We have developed two independent new methods methods, MeRIP-Seq and TRAC-Seq, to profile the m7G tRNA methylome at single nucleotide resolution. We identified the subset m7G-modified tRNAs and discovered that the METTL1/WDR4-mediated m7G tRNA methylome is required for normal mRNA translation and ESC self-renewal and differentiation3.

  1. Lin S., Liu Q., Lelyveld V. S., Choe J., Szostak J. W., Gregory R. I. Mettl1/Wdr4-mediated m7G tRNA methylome is required for normal mRNA translation and embryonic stem cell self-renewal and differentiation. Mol Cell 2018, 71, 244-255. PMID: 29983320. PMC6086580.

MicroRNA Stem Cell Biology

Identified pathways controlling miRNA biogenesis/function and stem cell pluripotency. We identified Trim71 as stem cell specific Ago2-associated protein and found that Trim71 cooperates with miRNAs to repress expression of Cdkn1a, a cyclin-dependent kinase inhibitor that negatively regulates the G1–S transition1. Thus, Trim71 represents a novel ‘stemness’ gene that promotes rapid ESC self-renewal. Our characterization of Ago2 complexes in ESCs led to our discovery that Ago2 protein is unstable and rapidly degraded by the lysosome unless bound by small RNAs and found that the co-chaperones Fkbp4/5 are required for the loading of Ago2 with siRNA and miRNAs2. By exploring the mechanism responsible for the dynamic posttranscriptional control of miR-17~92 during ESC differentiation, we identified a novel miRNA biogenesis intermediate termed progenitor miRNA (pro-miRNA)3. Pri-miR-17~92 adopts an RNA conformation that selectively blocks Microprocessor. Thus, developmentally regulated pro-miRNA processing is key step controlling miRNA expression and explains the posttranscriptional control of miR-17~92 expression in development, thereby revealing a new paradigm for miRNA control. Following up on this dynamic regulation we identified an intermediate ‘poised’ pluripotent state characterized by specific mRNA and miRNA transcriptomes and ability to contribute to mouse chimeras. ISY1-mediated miRNA regulation is necessary and sufficient for establishing poised pluripotency required for naïve-primed transition, providing an explanation for the early embryonic-lethality of global miRNA deficiency4.
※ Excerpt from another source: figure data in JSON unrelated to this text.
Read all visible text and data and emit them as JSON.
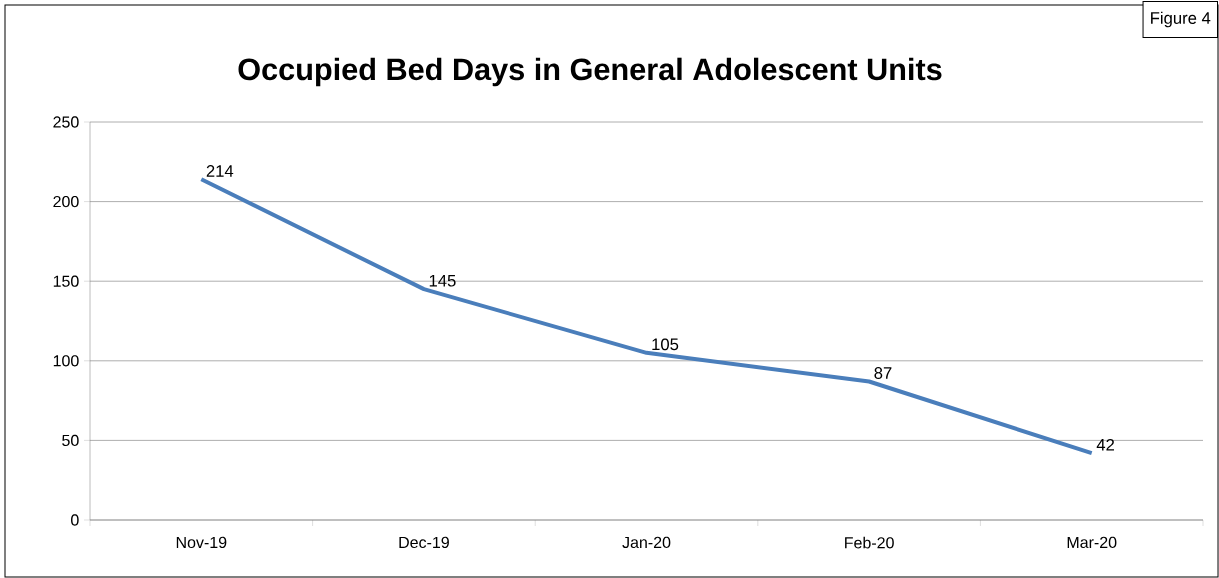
{
  "chart_data": {
    "type": "line",
    "title": "Occupied Bed Days in General Adolescent Units",
    "annotations": [
      "Figure 4"
    ],
    "categories": [
      "Nov-19",
      "Dec-19",
      "Jan-20",
      "Feb-20",
      "Mar-20"
    ],
    "series": [
      {
        "color": "#4a7ebb",
        "values": [
          214,
          145,
          105,
          87,
          42
        ]
      }
    ],
    "ylim": [
      0,
      250
    ],
    "yticks": [
      0,
      50,
      100,
      150,
      200,
      250
    ],
    "grid": "y",
    "data_labels": true
  }
}
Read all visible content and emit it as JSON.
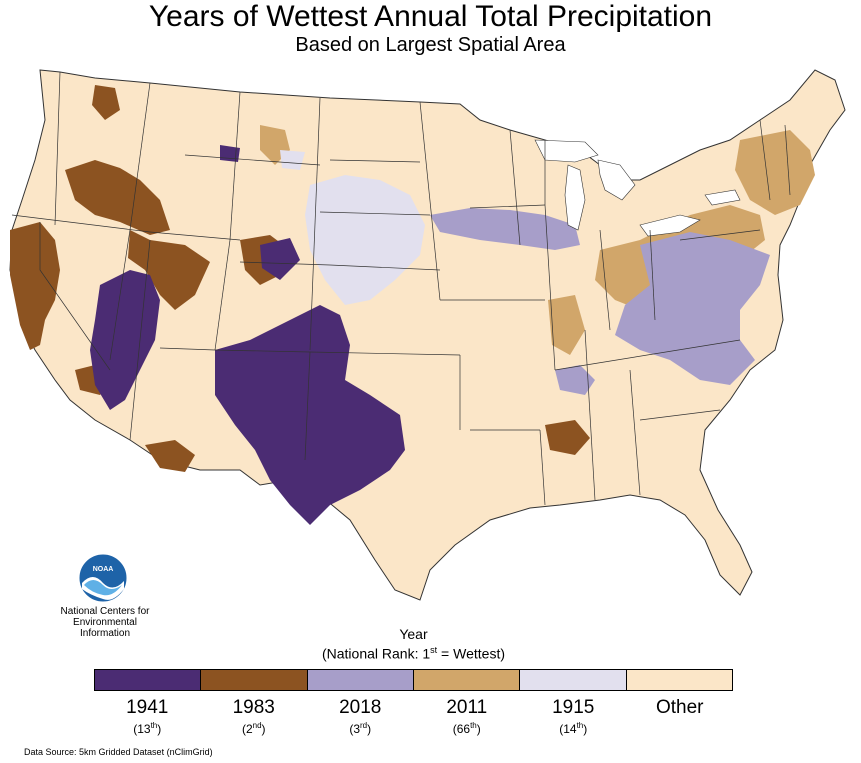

  1. Chang H., Martinez N. J., Thornton J. E., Hagan J. P., Nguyen K. D., and Gregory R. I. Trim71 cooperates with microRNAs to repress Cdkn1a expression and promote embryonic stem cell proliferation. Nature Communications. 2012, 3:923. doi: 10.1038/ncomms1909. PMID: 22735451. PMC3518406.
  2. Martinez N. J., Chang H-M., Borrajo J., Gregory R. I. The co-chaperones Fkbp4/5 control Argonaute2 expression and facilitate RISC assembly. RNA 2013, 11, 1583-93. PMID: 24049110. PMC3851725.
  3. Du, P., Wang, L., Sliz, P. & Gregory, R. I. A Biogenesis Step Upstream of Microprocessor Controls miR-17~92 Expression. Cell 2015, 162, 885-899. PMID: 26255770. PMC4537828.
  4. Du P., Pirouz M., Choi J., Huebner A. J., Clement K., Meissner A., Hochedlinger K., Gregory R. I. An Intermediate Pluripotent State Controlled by MicroRNAs Is Required for the Naive-to-Primed Stem Cell Transition. Cell Stem Cell 2018, 22, 851-64. PMID: 29804889. PMC5990487.